Lesotho, Nigeria, Kenya and Beyond

Lesotho initially faced a threatened 50% tariff before it was reduced to 15%. Nevertheless, the textile sector, employing over 30,000 workers and supplying global brands such as Levi’s, Walmart, and JCPenney has already seen closures and mass layoffs. Government authorities declared a state of emergency amid factory shutdowns and rising unemployment. Nigeria’s tariff rose modestly from 14% to 15%, provoking a more muted reaction, though analysts caution that even a small increase could strain relations in agriculture and manufacturing. In Tunisia, Algeria, Ghana, and other nations, formal responses remain limited, although diplomatic discussions are reportedly ongoing.

 

U.S. Trade Shifting from Aid to Commercial Deals

This policy shift reflects a broader “America First” strategy that replaces traditional aid arrangements with commercial engagement. U.S. officials present it as a move from aid dependency to market-based partnerships, pointing to Africa’s projected US$16 trillion in combined purchasing power by 2050. The administration has already phased out USAID in Africa, redirecting resources toward private-sector deals. In the first 100 days of Trump’s second term, US$6 billion in agreements were signed, with an additional US$2.5 billion in commitments announced in June 2025. However, with AGOA officially set to expire in September 2025, African exporters are left facing unprecedented uncertainty.

 

Africa vs. Latin America and Asia

The U.S.’s new tariff formula applies universally, with a minimum floor of 10% for nearly all nations outside Canada and Mexico, and higher rates for persistent trade deficit partners. Latin American countries facing comparable rate hikes have responded in kind by pivoting toward China and other markets, with governments viewing Beijing as a more reliable trade partner amid U.S. unpredictability. The parallel trend in Africa suggests similar dynamics could emerge if U.S. protectionism continues.

 

What Africa Must Do

Africa’s policymakers must now respond with strategic resilience.
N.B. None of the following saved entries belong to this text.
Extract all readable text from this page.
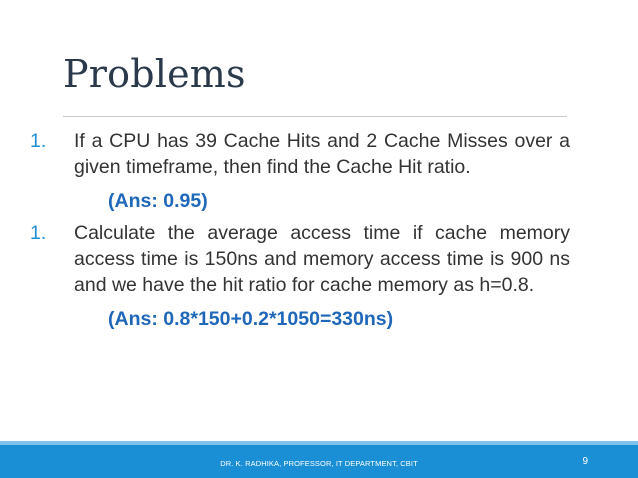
Problems
1. If a CPU has 39 Cache Hits and 2 Cache Misses over a given timeframe, then find the Cache Hit ratio.
(Ans: 0.95)
1. Calculate the average access time if cache memory access time is 150ns and memory access time is 900 ns and we have the hit ratio for cache memory as h=0.8.
(Ans: 0.8*150+0.2*1050=330ns)
DR. K. RADHIKA, PROFESSOR, IT DEPARTMENT, CBIT	9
Strengthening intra-continental trade through the African Continental Free Trade Area (AfCFTA) should be the immediate priority, leveraging tariff liberalisation, digital trade facilitation, and the Pan-African Payment and Settlement System to reduce dependency on external markets. Governments must bolster export support programmes to safeguard vulnerable industries and actively diversify trade partners across Asia, Europe, and intra-African corridors.

 

What Is Next for Africa?

The road ahead will depend on whether Washington shows flexibility or maintains its current stance. If no compromise emerges, the collapse of AGOA could trigger significant export losses in textiles, agriculture, and manufacturing. However, deeper implementation of AfCFTA, combined with investment in manufacturing capacity and regional value chains, could help offset these losses. Coordinated advocacy at platforms such as the WTO will be essential to ensure Africa’s voice shapes the evolving global trade order.

 

Why Africa Must Stand Tall

Africa’s strength lies in its ability to adapt and lead. With intra-African trade potential exceeding US$29 billion in Southern Africa alone, and significant growth prospects in West and East Africa, the continent can no longer afford over-reliance on any single market. Standing tall means moving from a reactive stance to a proactive strategy, one that safeguards industries, empowers workers, and positions Africa as an indispensable player in global commerce.